Why? Because within 10 turns of any of your cities going unhealthy/unhappy, an immigrant would leave that city and head towards another one of my own cities. The result of this is that I never really had to worry about unhealthiness or unhappiness in a particular city, because soon enough the people from that city would lave and join another one, making the 2nd city more powerful and simply restoring balance to the first city without me having to lift a finger.
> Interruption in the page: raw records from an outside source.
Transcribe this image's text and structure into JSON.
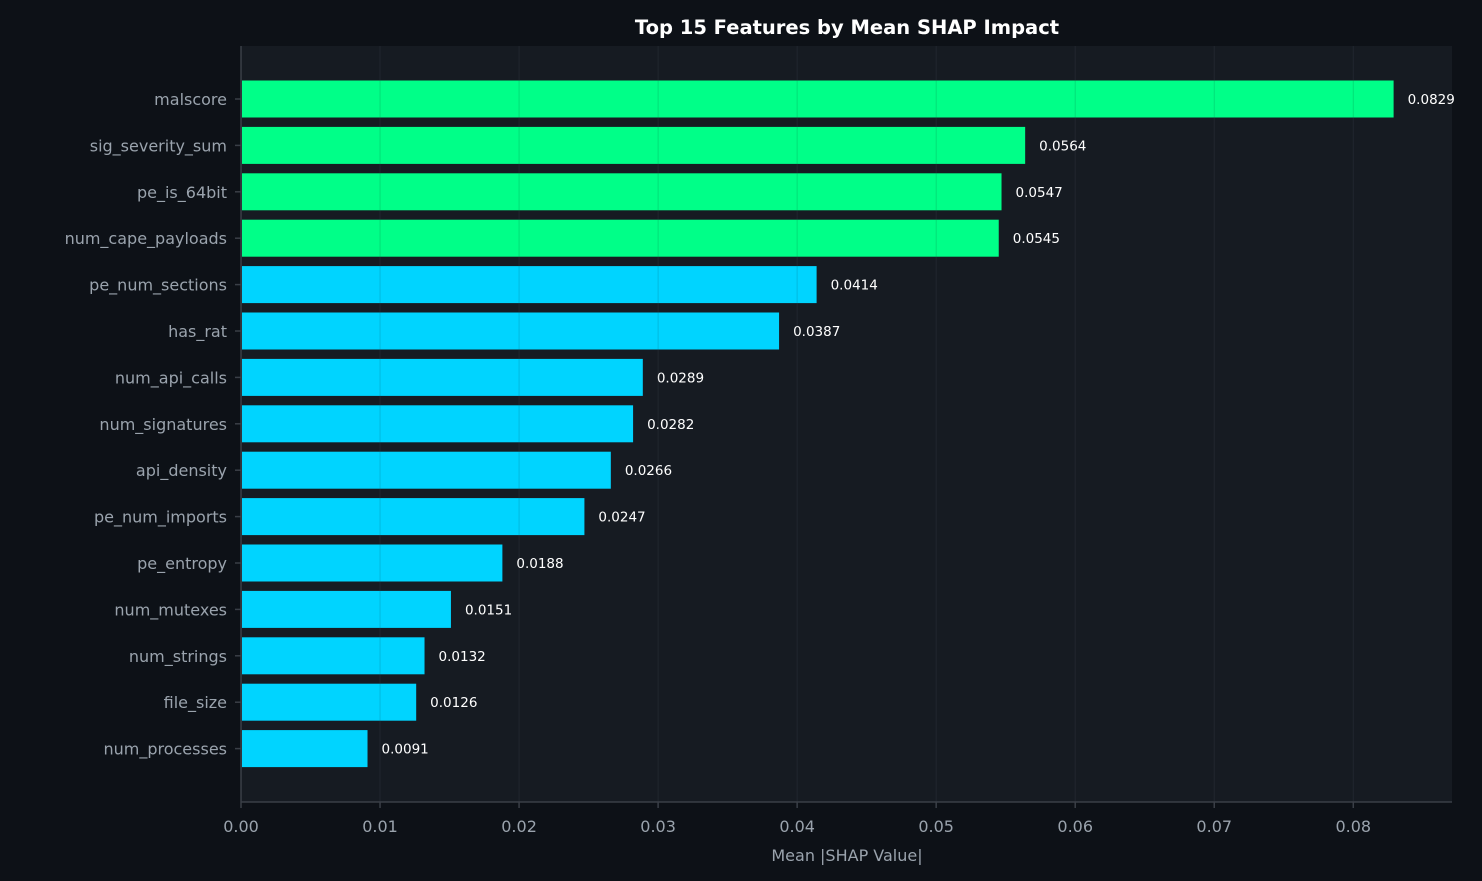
{
  "chart_data": {
    "type": "bar",
    "orientation": "horizontal",
    "title": "Top 15 Features by Mean SHAP Impact",
    "xlabel": "Mean |SHAP Value|",
    "ylabel": "",
    "xlim": [
      0,
      0.0871
    ],
    "xticks": [
      0.0,
      0.01,
      0.02,
      0.03,
      0.04,
      0.05,
      0.06,
      0.07,
      0.08
    ],
    "xtick_labels": [
      "0.00",
      "0.01",
      "0.02",
      "0.03",
      "0.04",
      "0.05",
      "0.06",
      "0.07",
      "0.08"
    ],
    "grid": "vertical",
    "categories": [
      "malscore",
      "sig_severity_sum",
      "pe_is_64bit",
      "num_cape_payloads",
      "pe_num_sections",
      "has_rat",
      "num_api_calls",
      "num_signatures",
      "api_density",
      "pe_num_imports",
      "pe_entropy",
      "num_mutexes",
      "num_strings",
      "file_size",
      "num_processes"
    ],
    "values": [
      0.0829,
      0.0564,
      0.0547,
      0.0545,
      0.0414,
      0.0387,
      0.0289,
      0.0282,
      0.0266,
      0.0247,
      0.0188,
      0.0151,
      0.0132,
      0.0126,
      0.0091
    ],
    "value_labels": [
      "0.0829",
      "0.0564",
      "0.0547",
      "0.0545",
      "0.0414",
      "0.0387",
      "0.0289",
      "0.0282",
      "0.0266",
      "0.0247",
      "0.0188",
      "0.0151",
      "0.0132",
      "0.0126",
      "0.0091"
    ],
    "highlight_count": 4,
    "colors": {
      "highlight": "#00ff88",
      "bar": "#00d4ff",
      "background": "#0d1117",
      "plot_background": "#161b22",
      "text": "#9aa3ad",
      "title": "#ffffff"
    }
  }
}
This can even be exploited, as I inadvertantly found out - if you specifically make a high-food city but make it unattractive to live in (eg, don't station any military units in the city, and don't build any +happy/health buildings), it will constantly be growing bigger, spawning immigrants which walk off to your other cities and shrinking again. You could actually get to the point where you have 1 or 2 super-food cities for your whole empire whose sole purpose is to create population, with every other city being set for maximum production and stagnant growth and 'import' all the citizens required from the food centres.

Even worse, is that I found brand new cities (settled within the borders of my empire on some extra tiles lying around) would grow to size 5 or 6 within the space of about 15 turns, simply because of all the immigrants coming in from my other cities.

Basically this mod lets you automatically redistribute your population around for maximum efficiency, without any cost to the player at all - you don't even have to think about it or do anything, the game will simply do it for you.

I think this mod seriously needs to be rebalanced. As to how to handle this, I'm really not sure.